One of the highlights of my summer was vacationing for ten days in the Outer Banks of North Carolina. I spent a few days with just my family in the Kitty Hawk/Kill Devil Hills area and then joined Sandie and her family for a week on Ocracoke Island. That was so much fun, and we had a great time together. While on Ocracoke Island, two of my favorite places were Ocracoke Coffee Company and the local, independent book store, Books to be Red. While shopping at Books to be Red, we chatted with the teenage boy at the register, and when he noticed our purchases were YA books we told him about Teen Lit Rocks.
When Sandie returned to the book store she discovered that he was the owner’s son and she had checked us out, followed us on Twitter and liked us on Facebook! She enjoyed this site so much that she gave us “Between Shades of Gray” by Ruta Sepetys to read. I am so glad that we were given this book because I read it on the long drive home (17 very long hours) from Ocracoke and it is now one of my favorite books.
In 1941, fifteen-year-old Lina is preparing for art school, first dates, and all that summer has to offer. But one night, the Soviet secret police barge violently into her home, deporting her along with her mother and younger brother. They are being sent to Siberia. Lina’s father has been separated from the family and sentenced to death in a prison camp. All is lost.
Lina fights for her life, fearless, vowing that if she survives she will honor her family, and the thousands like hers, by documenting their experience in her art and writing. She risks everything to use her art as messages, hoping they will make their way to her father’s prison camp to let him know they are still alive.
It is a long and harrowing journey, and it is only their incredible strength, love, and hope that pull Lina and her family through each day. But will love be enough to keep them alive?
Between Shades of Gray is a riveting novel that steals your breath, captures your heart, and reveals the miraculous nature of the human spirit.
I am not sure that I possess the words to describe how powerful and incredible this book truly is. Although I had heard about the genocide that occurred during Stalin’s term in the Soviet Union I actually knew very little about it. This is one of the reasons that Ms. Sepetys wrote this story. She wanted others to know about the horrors that were endured by the Baltic people during that time.
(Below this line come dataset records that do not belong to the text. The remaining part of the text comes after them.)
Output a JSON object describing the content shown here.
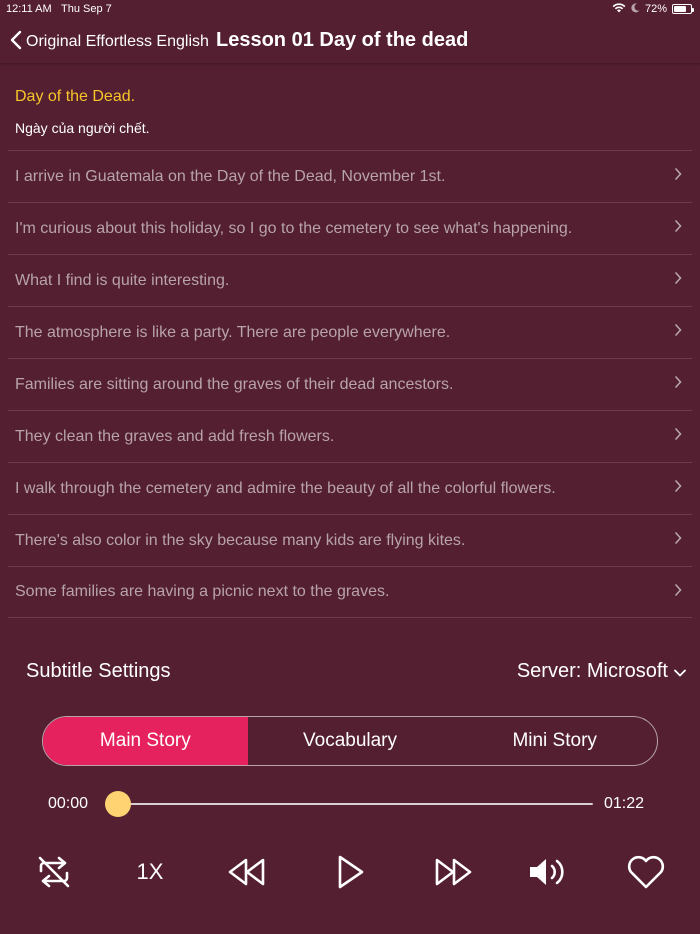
{
  "status_bar": {
    "time": "12:11 AM",
    "date": "Thu Sep 7",
    "battery": "72%",
    "battery_level": 0.72
  },
  "nav": {
    "back_label": "Original Effortless English",
    "title": "Lesson 01 Day of the dead"
  },
  "story": {
    "heading_en": "Day of the Dead.",
    "heading_vi": "Ngày của người chết.",
    "sentences": [
      "I arrive in Guatemala on the Day of the Dead, November 1st.",
      "I'm curious about this holiday, so I go to the cemetery to see what's happening.",
      "What I find is quite interesting.",
      "The atmosphere is like a party. There are people everywhere.",
      "Families are sitting around the graves of their dead ancestors.",
      "They clean the graves and add fresh flowers.",
      "I walk through the cemetery and admire the beauty of all the colorful flowers.",
      "There's also color in the sky because many kids are flying kites.",
      "Some families are having a picnic next to the graves."
    ]
  },
  "settings": {
    "subtitle_label": "Subtitle Settings",
    "server_label": "Server: Microsoft"
  },
  "tabs": {
    "main_story": "Main Story",
    "vocabulary": "Vocabulary",
    "mini_story": "Mini Story",
    "active": "main_story"
  },
  "player": {
    "current_time": "00:00",
    "total_time": "01:22",
    "progress": 0.0,
    "speed": "1X"
  },
  "colors": {
    "background": "#531f31",
    "accent": "#e6225e",
    "heading": "#f7c52a",
    "thumb": "#ffd272"
  },
  "icons": {
    "back": "chevron-left-icon",
    "row": "chevron-right-icon",
    "server": "chevron-down-icon",
    "repeat": "repeat-off-icon",
    "rewind": "rewind-icon",
    "play": "play-icon",
    "forward": "fast-forward-icon",
    "volume": "volume-icon",
    "favorite": "heart-icon"
  }
}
She was able to do this by creating the incredible character of Lina, a seemingly typical teenage girl from Lithuania.
Lina is the kind of girl that anyone would want as their friend. Lina was strong, yet also weak; hopeful, yet also despondent; generous, yet also selfish; she was someone we could all relate to. Despite the difficult times, Lina finds strength from her mother Elena to endure the awful train rides, the work camps and later the harsh conditions of Siberia. As long as she had her mother and brother Jonas, she could fight to survive. In the midst of all of this turmoil, Lina meets Andrius who was sent to the camps along with his mother. Lina and her brother Jonas befriend Andrius and he becomes an important part of their lives. Despite the abhorrent conditions, Lina’s friendship with him begins to change; it grows and sustains them.
I couldn’t put the book down and when I was done, I couldn’t stop thinking about Lina, Andrius, Jonas and Elena. This novel changes you in the same way that reading “The Diary of Anne Frank” changes you. Although this is a work of fiction, it is based on true accounts that Ms. Septys heard from actual survivors of Stalin’s reign of terror. She wrote this book to help give a voice to the Lithuanian,Latvian,and Estonians who can no longer speak for themselves. Read this book and hear their stories.
“Have you ever wondered what a human life is worth? That morning, my brother’s was worth a pocket watch.”
“Andrius turned. His eyes found mine. “I’ll see you,” he said. My face didn’t wrinkle. I didn’t utter a sound. But for the first time in months, I cried. Tears popped from their dry sockets and sailed down my cheeks in one quick stream. I looked away…”Look at me,” whispered Andrius, moving close. “I’ll see you,” he said. “Just think about that. Just think about me bringing you your drawings. Picture it, because I’ll be there.”
“Good men are often more practical than pretty ” said Mother. “Andrius just happens to be both.”
“…evil will rule until good men or women choose to act… This testimony was written to create an absolute record, to speak in a world where our voices have been extinguished. These writings may shock or horrify you, but that is not my intention. It is my greatest hope that the pages in this jar stir your deepest well of human compassion. I hope they prompt you to do something, to tell someone. Only then can we ensure that this kind of evil is never allowed to repeat itself.”